À cet égard, j’ai consacré une bonne partie de l’année à tenter de préciser, avec l’aide des gestionnaires de la Bibliothèque, nos besoins et les défis que nous devons relever en tant qu’organisation appelée à fonctionner dans le contexte parlementaire. Nous avons retenu les services d’experts de l’extérieur pour nous aider et nous avons largement consulté les personnes qui, en première ligne, offrent des services directement aux parlementaires et aux Canadiens.  En passant, j’aime comparer le travail accompli au cours de la dernière année à l’évaluation et à la planification que nous avons faites pour préparer le projet de rénovation de l’édifice de la Bibliothèque, qui s’est échelonné sur quatre ans et qui s’est terminé plus tôt cette année.  Ce n’était pas une mince tâche que de préserver la beauté historique et symbolique de l’édifice originel de la Bibliothèque tout en le dotant de la technologie et de l’infrastructure requises pour répondre aux besoins d’un Parlement moderne.  La tâche a exigé beaucoup d’étude et de réflexion, la participation d’experts de l’extérieur en génie et en architecture et des milliers d’heures de planification minutieuse.  Le renforcement des assises de la Bibliothèque comme organisation exige le même genre de démarche systématique... toujours afin de répondre aux besoins d’un Parlement moderne. 

Au cours de ma deuxième année à titre de bibliothécaire parlementaire, je prendrai des mesures dans tous les domaines où un certain travail s’impose.  De fait, nous avons déjà commencé.  L’équipe de gestion de la Bibliothèque a examiné et mis à jour les énoncés de mission et de vision de la Bibliothèque et fait progresser la mise en place de systèmes de planification des activités et de mesure du rendement dont nous aurons besoin pour soutenir nos activités.  En décembre, la Bibliothèque a accueilli une nouvelle directrice générale des services intégrés, qui nous fait profiter de sa vaste expérience du renouvellement de la façon dont les organisations mènent leurs activités et de la gestion du changement organisationnel.  L’équipe de gestion travaille également à l’amélioration des pratiques de la Bibliothèque dans les secteurs des ressources humaines et des communications, afin de renforcer le leadership à tous les niveaux et de favoriser une plus grande participation du personnel à la planification et à l’atteinte de résultats.  Notre objectif est très clair – nous édifions l’infrastructure de gestion dont nous avons besoin pour que la Bibliothèque du Parlement soit une organisation bien administrée, souple et dynamique, qui continue à se consacrer résolument à servir le Parlement et les Canadiens aussi bien dans le présent et l’avenir qu’elle l’a fait dans le passé. 

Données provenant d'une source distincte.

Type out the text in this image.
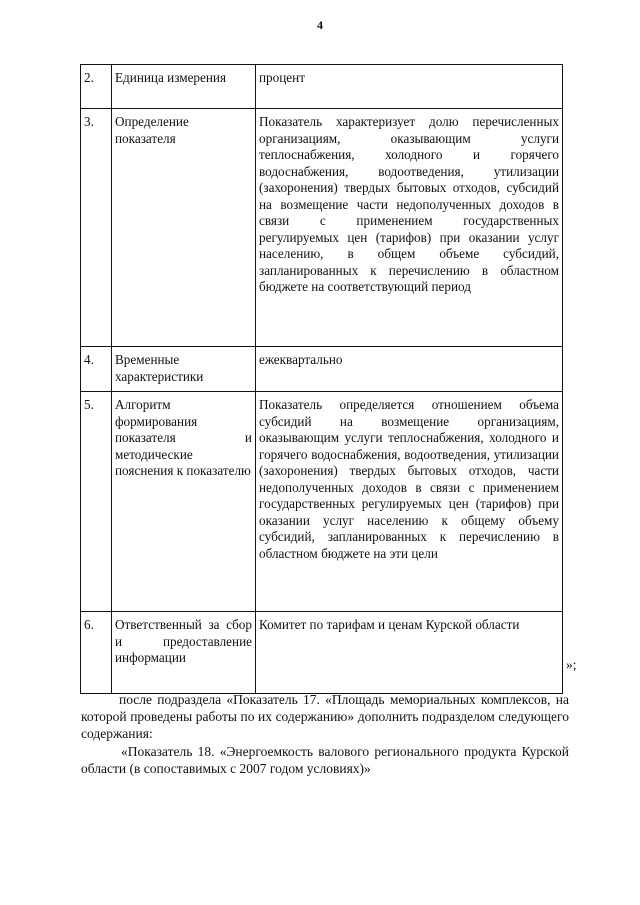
4
2.	Единица измерения	процент
3.	Определение показателя	Показатель характеризует долю перечисленных организациям, оказывающим услуги теплоснабжения, холодного и горячего водоснабжения, водоотведения, утилизации (захоронения) твердых бытовых отходов, субсидий на возмещение части недополученных доходов в связи с применением государственных регулируемых цен (тарифов) при оказании услуг населению, в общем объеме субсидий, запланированных к перечислению в областном бюджете на соответствующий период
4.	Временные характеристики	ежеквартально
5.	Алгоритм формирования показателя и методические пояснения к показателю	Показатель определяется отношением объема субсидий на возмещение организациям, оказывающим услуги теплоснабжения, холодного и горячего водоснабжения, водоотведения, утилизации (захоронения) твердых бытовых отходов, части недополученных доходов в связи с применением государственных регулируемых цен (тарифов) при оказании услуг населению к общему объему субсидий, запланированных к перечислению в областном бюджете на эти цели
6.	Ответственный за сбор и предоставление информации	Комитет по тарифам и ценам Курской области
»;
после подраздела «Показатель 17. «Площадь мемориальных комплексов, на которой проведены работы по их содержанию» дополнить подразделом следующего содержания:
«Показатель 18. «Энергоемкость валового регионального продукта Курской области (в сопоставимых с 2007 годом условиях)»
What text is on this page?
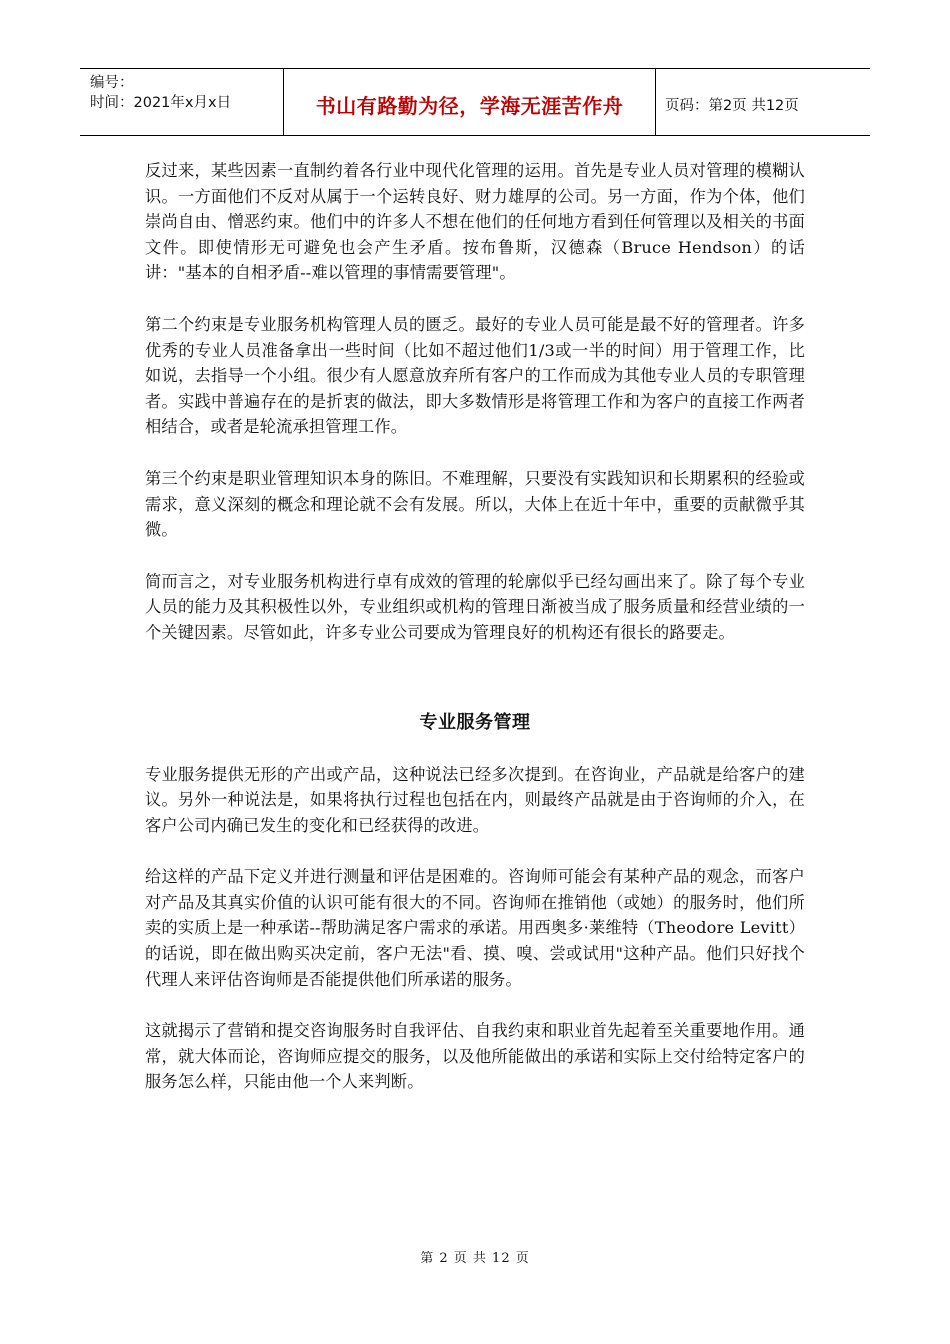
编号：
时间：2021年x月x日	书山有路勤为径，学海无涯苦作舟	页码：第2页 共12页

反过来，某些因素一直制约着各行业中现代化管理的运用。首先是专业人员对管理的模糊认识。一方面他们不反对从属于一个运转良好、财力雄厚的公司。另一方面，作为个体，他们崇尚自由、憎恶约束。他们中的许多人不想在他们的任何地方看到任何管理以及相关的书面文件。即使情形无可避免也会产生矛盾。按布鲁斯，汉德森（Bruce Hendson）的话讲："基本的自相矛盾--难以管理的事情需要管理"。

第二个约束是专业服务机构管理人员的匮乏。最好的专业人员可能是最不好的管理者。许多优秀的专业人员准备拿出一些时间（比如不超过他们1/3或一半的时间）用于管理工作，比如说，去指导一个小组。很少有人愿意放弃所有客户的工作而成为其他专业人员的专职管理者。实践中普遍存在的是折衷的做法，即大多数情形是将管理工作和为客户的直接工作两者相结合，或者是轮流承担管理工作。

第三个约束是职业管理知识本身的陈旧。不难理解，只要没有实践知识和长期累积的经验或需求，意义深刻的概念和理论就不会有发展。所以，大体上在近十年中，重要的贡献微乎其微。

简而言之，对专业服务机构进行卓有成效的管理的轮廓似乎已经勾画出来了。除了每个专业人员的能力及其积极性以外，专业组织或机构的管理日渐被当成了服务质量和经营业绩的一个关键因素。尽管如此，许多专业公司要成为管理良好的机构还有很长的路要走。

专业服务管理

专业服务提供无形的产出或产品，这种说法已经多次提到。在咨询业，产品就是给客户的建议。另外一种说法是，如果将执行过程也包括在内，则最终产品就是由于咨询师的介入，在客户公司内确已发生的变化和已经获得的改进。

给这样的产品下定义并进行测量和评估是困难的。咨询师可能会有某种产品的观念，而客户对产品及其真实价值的认识可能有很大的不同。咨询师在推销他（或她）的服务时，他们所卖的实质上是一种承诺--帮助满足客户需求的承诺。用西奥多·莱维特（Theodore Levitt）的话说，即在做出购买决定前，客户无法"看、摸、嗅、尝或试用"这种产品。他们只好找个代理人来评估咨询师是否能提供他们所承诺的服务。

这就揭示了营销和提交咨询服务时自我评估、自我约束和职业首先起着至关重要地作用。通常，就大体而论，咨询师应提交的服务，以及他所能做出的承诺和实际上交付给特定客户的服务怎么样，只能由他一个人来判断。

第 2 页 共 12 页
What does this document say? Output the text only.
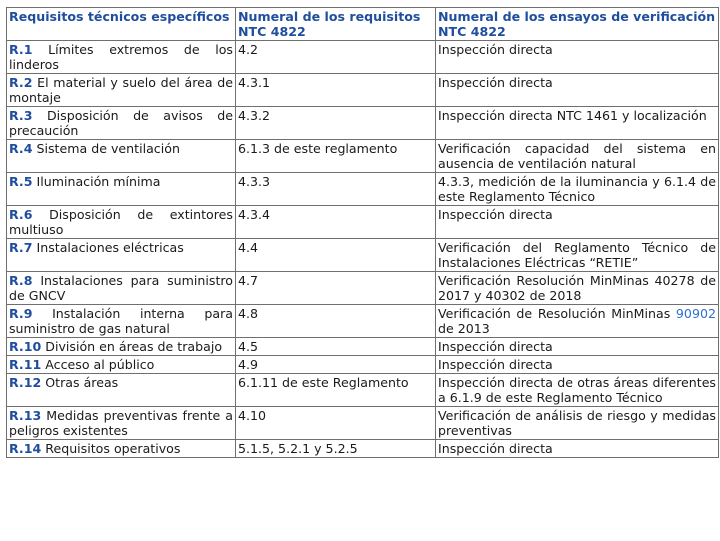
Requisitos técnicos específicos	Numeral de los requisitos NTC 4822	Numeral de los ensayos de verificación NTC 4822
R.1 Límites extremos de los linderos	4.2	Inspección directa
R.2 El material y suelo del área de montaje	4.3.1	Inspección directa
R.3 Disposición de avisos de precaución	4.3.2	Inspección directa NTC 1461 y localización
R.4 Sistema de ventilación	6.1.3 de este reglamento	Verificación capacidad del sistema en ausencia de ventilación natural
R.5 Iluminación mínima	4.3.3	4.3.3, medición de la iluminancia y 6.1.4 de este Reglamento Técnico
R.6 Disposición de extintores multiuso	4.3.4	Inspección directa
R.7 Instalaciones eléctricas	4.4	Verificación del Reglamento Técnico de Instalaciones Eléctricas “RETIE”
R.8 Instalaciones para suministro de GNCV	4.7	Verificación Resolución MinMinas 40278 de 2017 y 40302 de 2018
R.9 Instalación interna para suministro de gas natural	4.8	Verificación de Resolución MinMinas 90902 de 2013
R.10 División en áreas de trabajo	4.5	Inspección directa
R.11 Acceso al público	4.9	Inspección directa
R.12 Otras áreas	6.1.11 de este Reglamento	Inspección directa de otras áreas diferentes a 6.1.9 de este Reglamento Técnico
R.13 Medidas preventivas frente a peligros existentes	4.10	Verificación de análisis de riesgo y medidas preventivas
R.14 Requisitos operativos	5.1.5, 5.2.1 y 5.2.5	Inspección directa
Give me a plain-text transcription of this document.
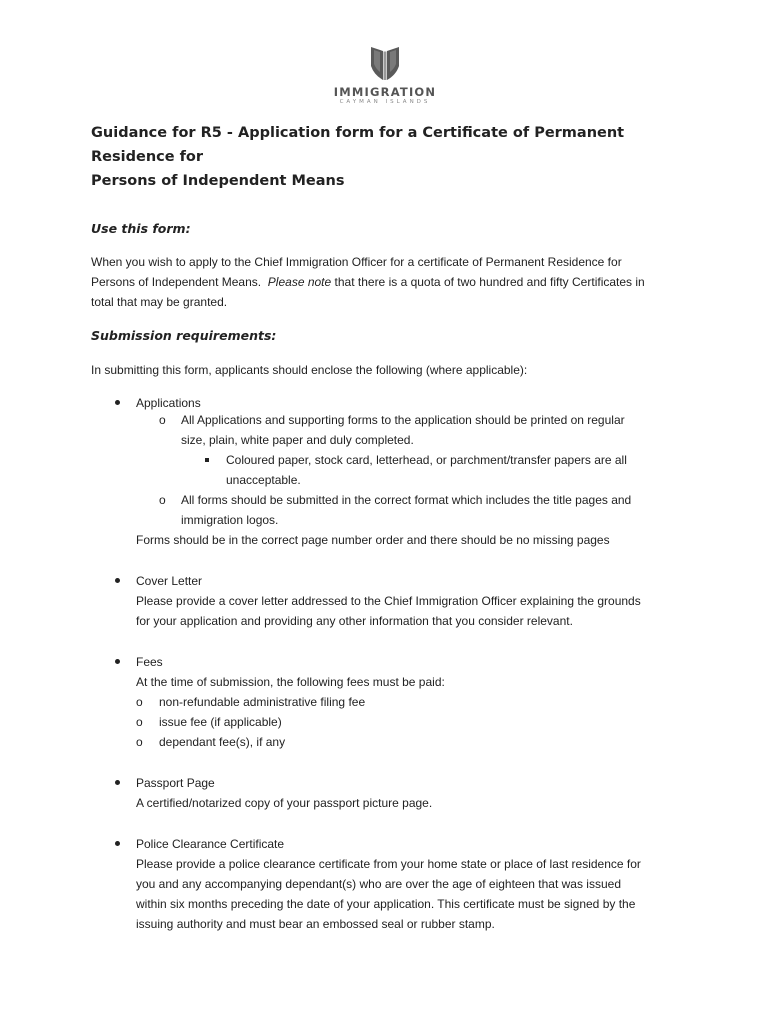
IMMIGRATION
CAYMAN ISLANDS
Guidance for R5 - Application form for a Certificate of Permanent Residence for
Persons of Independent Means
Use this form:
When you wish to apply to the Chief Immigration Officer for a certificate of Permanent Residence for
Persons of Independent Means. Please note that there is a quota of two hundred and fifty Certificates in
total that may be granted.
Submission requirements:
In submitting this form, applicants should enclose the following (where applicable):
Applications
o All Applications and supporting forms to the application should be printed on regular
size, plain, white paper and duly completed.
Coloured paper, stock card, letterhead, or parchment/transfer papers are all
unacceptable.
o All forms should be submitted in the correct format which includes the title pages and
immigration logos.
Forms should be in the correct page number order and there should be no missing pages
Cover Letter
Please provide a cover letter addressed to the Chief Immigration Officer explaining the grounds
for your application and providing any other information that you consider relevant.
Fees
At the time of submission, the following fees must be paid:
o non-refundable administrative filing fee
o issue fee (if applicable)
o dependant fee(s), if any
Passport Page
A certified/notarized copy of your passport picture page.
Police Clearance Certificate
Please provide a police clearance certificate from your home state or place of last residence for
you and any accompanying dependant(s) who are over the age of eighteen that was issued
within six months preceding the date of your application. This certificate must be signed by the
issuing authority and must bear an embossed seal or rubber stamp.
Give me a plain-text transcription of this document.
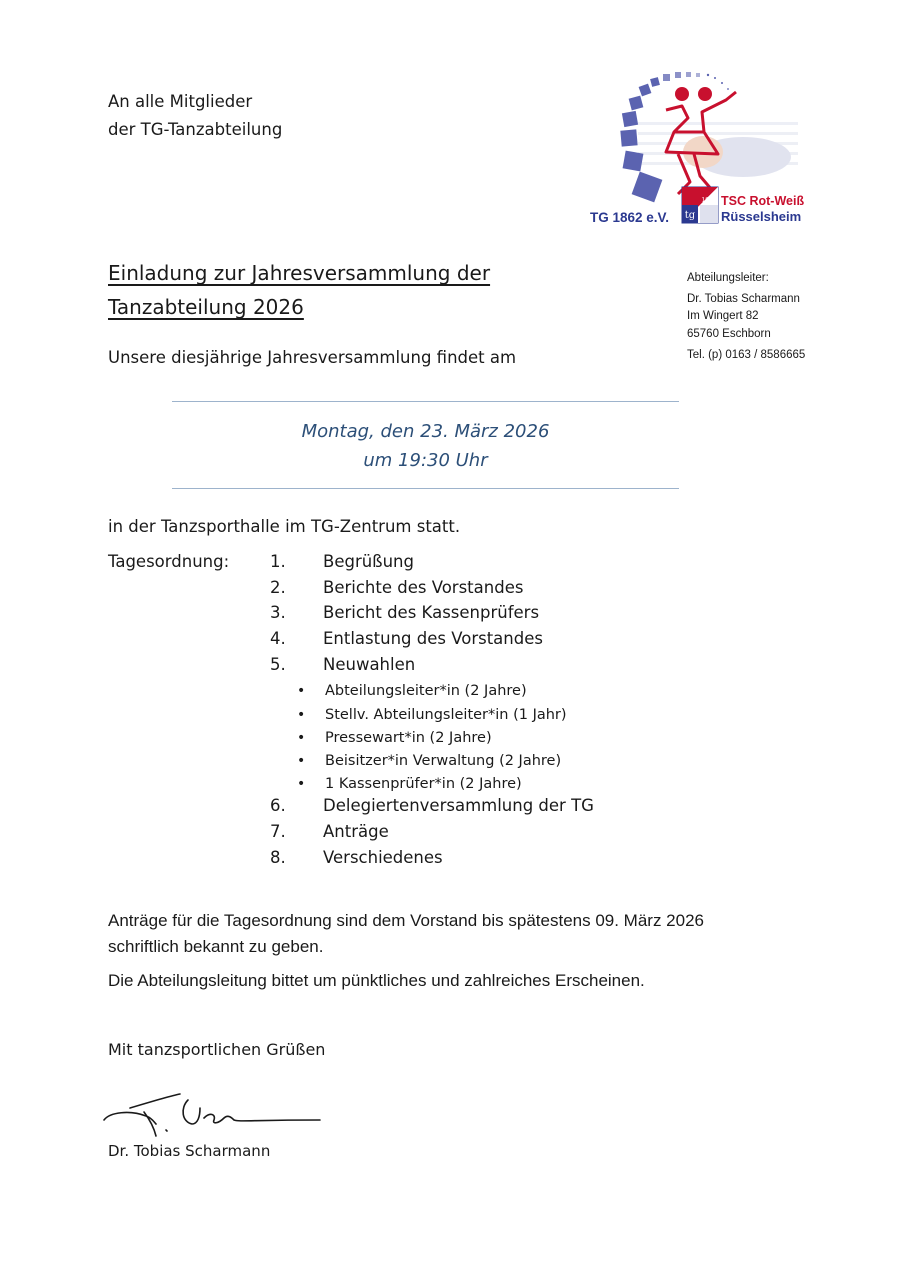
An alle Mitglieder
der TG-Tanzabteilung
tg
1862
TG 1862 e.V.
TSC Rot-Weiß
Rüsselsheim
Einladung zur Jahresversammlung der
Tanzabteilung 2026
Abteilungsleiter:
Dr. Tobias Scharmann
Im Wingert 82
65760 Eschborn
Tel. (p) 0163 / 8586665
Unsere diesjährige Jahresversammlung findet am
Montag, den 23. März 2026
um 19:30 Uhr
in der Tanzsporthalle im TG-Zentrum statt.
Tagesordnung: 1.	Begrüßung
2.	Berichte des Vorstandes
3.	Bericht des Kassenprüfers
4.	Entlastung des Vorstandes
5.	Neuwahlen
•	Abteilungsleiter*in (2 Jahre)
•	Stellv. Abteilungsleiter*in (1 Jahr)
•	Pressewart*in (2 Jahre)
•	Beisitzer*in Verwaltung (2 Jahre)
•	1 Kassenprüfer*in (2 Jahre)
6.	Delegiertenversammlung der TG
7.	Anträge
8.	Verschiedenes
Anträge für die Tagesordnung sind dem Vorstand bis spätestens 09. März 2026
schriftlich bekannt zu geben.
Die Abteilungsleitung bittet um pünktliches und zahlreiches Erscheinen.
Mit tanzsportlichen Grüßen
Dr. Tobias Scharmann
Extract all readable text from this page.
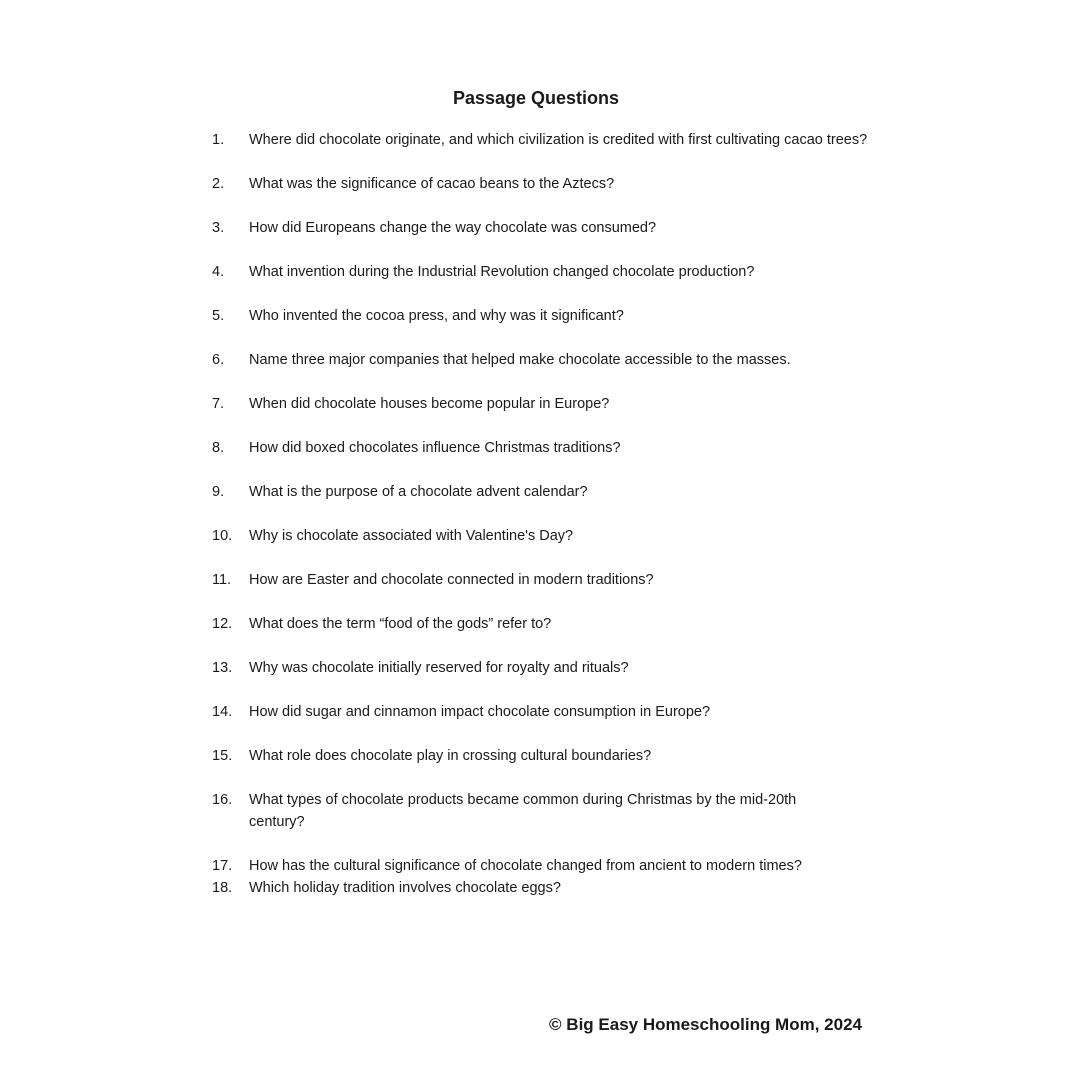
Passage Questions
1.	Where did chocolate originate, and which civilization is credited with first cultivating cacao trees?
2.	What was the significance of cacao beans to the Aztecs?
3.	How did Europeans change the way chocolate was consumed?
4.	What invention during the Industrial Revolution changed chocolate production?
5.	Who invented the cocoa press, and why was it significant?
6.	Name three major companies that helped make chocolate accessible to the masses.
7.	When did chocolate houses become popular in Europe?
8.	How did boxed chocolates influence Christmas traditions?
9.	What is the purpose of a chocolate advent calendar?
10.	Why is chocolate associated with Valentine's Day?
11.	How are Easter and chocolate connected in modern traditions?
12.	What does the term “food of the gods” refer to?
13.	Why was chocolate initially reserved for royalty and rituals?
14.	How did sugar and cinnamon impact chocolate consumption in Europe?
15.	What role does chocolate play in crossing cultural boundaries?
16.	What types of chocolate products became common during Christmas by the mid-20th century?
17.	How has the cultural significance of chocolate changed from ancient to modern times?
18.	Which holiday tradition involves chocolate eggs?
© Big Easy Homeschooling Mom, 2024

De quelle façon la Bibliothèque conçoit-elle… et concevez-vous… le service à la clientèle? 

Bon, la Bibliothèque est une organisation de service axée sur la clientèle qui, depuis longtemps, tente de trouver des façons nouvelles et meilleures de répondre aux besoins de ses clients.  C’est pourquoi, tout en prenant des mesures pour renforcer nos capacités de gestion internes, nous n’avons pas cessé d’apporter progressivement une série d’améliorations aux services que nous offrons. 

Pour ce qui est des parlementaires, nous ne dévions pas de notre but de leur fournir un accès rapide à une information équilibrée et aux services d’un personnel bien renseigné et en mesure de tirer profit des technologies les plus récentes.  Au cours de la dernière année, par exemple, nous avons amélioré PARLMEDIA, notre système électronique de suivi des nouvelles, qui permet maintenant aux parlementaires de choisir le moment et la fréquence des avis électroniques concernant les articles des journaux du jour ou des questions auxquelles ils s’intéressent.  Nous avons également élargi notre base de données électronique PARLINFO en y ajoutant des bibliographies interrogeables de documents publiés par les parlementaires actuels. 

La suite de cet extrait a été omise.